Quels projets vous ont laissé les meilleurs souvenirs
?
Récemment,
mes collaborations avec l'ESSEC, qui est un client mature,
qui sait faire confiance et prendre le risque créatif
qu'il faut. Assez exceptionnel.
20.
Tous les styles graphiques, peuvent-ils être envisagés
dans une campagne publicitaire ? Ou certains sont-ils plus
"transposables" ? Est-ce uniquement une question
de modes ?
Oui,
il y a des effets de mode auxquels nous sommes soumis, que
ce soit sur web ou dans le print. Notre travail n'est pas
de les reproduire, mais de proposer l'expression graphique
la plus juste pour porter un message. Donc tous les styles
graphiques ne sont pas pertinents pour une campagne.
21.
Les D.A sont-ils des influencés par les courants de
mode, ou participent-t-ils à l’apparition et
la diffusion de nouveaux styles graphiques ?
Les
tendances nous guident, mais avec le recul, les D.A. seniors
savent faire la part des choses.

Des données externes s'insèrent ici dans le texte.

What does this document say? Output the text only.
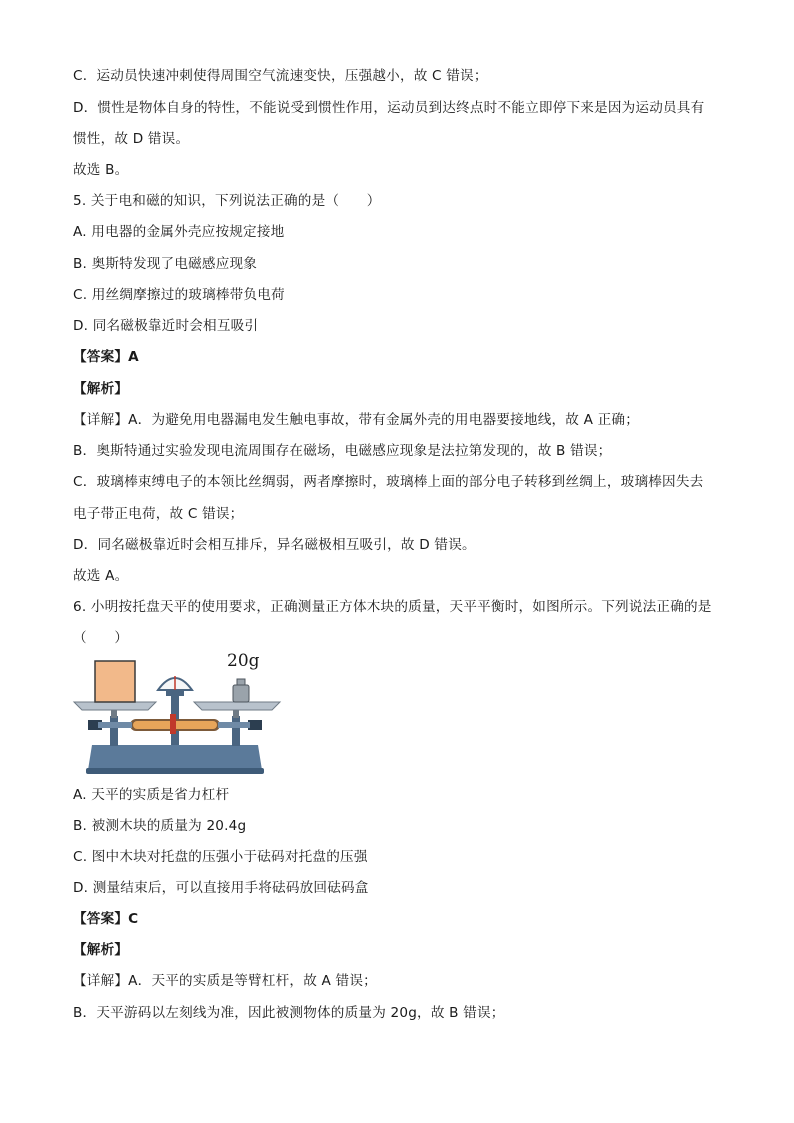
C．运动员快速冲刺使得周围空气流速变快，压强越小，故 C 错误；
D．惯性是物体自身的特性，不能说受到惯性作用，运动员到达终点时不能立即停下来是因为运动员具有
惯性，故 D 错误。
故选 B。
5. 关于电和磁的知识，下列说法正确的是（　　）
A. 用电器的金属外壳应按规定接地
B. 奥斯特发现了电磁感应现象
C. 用丝绸摩擦过的玻璃棒带负电荷
D. 同名磁极靠近时会相互吸引
【答案】A
【解析】
【详解】A．为避免用电器漏电发生触电事故，带有金属外壳的用电器要接地线，故 A 正确；
B．奥斯特通过实验发现电流周围存在磁场，电磁感应现象是法拉第发现的，故 B 错误；
C．玻璃棒束缚电子的本领比丝绸弱，两者摩擦时，玻璃棒上面的部分电子转移到丝绸上，玻璃棒因失去
电子带正电荷，故 C 错误；
D．同名磁极靠近时会相互排斥，异名磁极相互吸引，故 D 错误。
故选 A。
6. 小明按托盘天平的使用要求，正确测量正方体木块的质量，天平平衡时，如图所示。下列说法正确的是
（　　）
20g
A. 天平的实质是省力杠杆
B. 被测木块的质量为 20.4g
C. 图中木块对托盘的压强小于砝码对托盘的压强
D. 测量结束后，可以直接用手将砝码放回砝码盒
【答案】C
【解析】
【详解】A．天平的实质是等臂杠杆，故 A 错误；
B．天平游码以左刻线为准，因此被测物体的质量为 20g，故 B 错误；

Cela évite de cloner
des campagnes ou des sites entiers. Dans l'idéal, si
nous avions le temps, nous pourrions contribuer à enrichir
ces courants. Mais c'est un travail à part entière;
c'est d'ailleurs le travail des bureaux de style, ce que nous
ne sommes pas. C'est toutefois un travail passionnant que
j'aimerais faire.
22.
N'y a-t-il pas danger de s'écarter du "sens"
à trop vouloir suivre une mode, coller à un
mouvement graphique ?
Si,
c'est pour cela que les tendances doivent être considérées
avec prudence. La juste expression d'un message, c'est celle
qui fait écho à son sens : ses valeurs, son
contexte, ses objectifs, les personnes à qui il s'adresse.
23.
Quel est le défaut du marché actuel ?
Les
annonceurs ne font pas assez d'efforts pour connaître
nos métiers. Nos métiers ont trop peu de visibilité.
L'amateurisme de certaines agences continue de cotoyer le
professionnalisme d'autres. La création n'est pas rémunérée
à sa juste valeur.
24.
Quels sont les travaux d'infographistes, photographes, illustrateurs
qui vous touchent "artistiquement" ?
Aucun
en particulier à cet instant, je préfère
y penser de manière diffuse.
25.
Auriez vous des envies, des projets dont vous voudriez nous
parler ?
Pour les projets j'aimerais bien, mais c'est top secret ;-)
Sinon j'aimerais commencer à développer une
approche plus "video" dans mon travail, et pourquoi
pas aussi faire davantage de conception.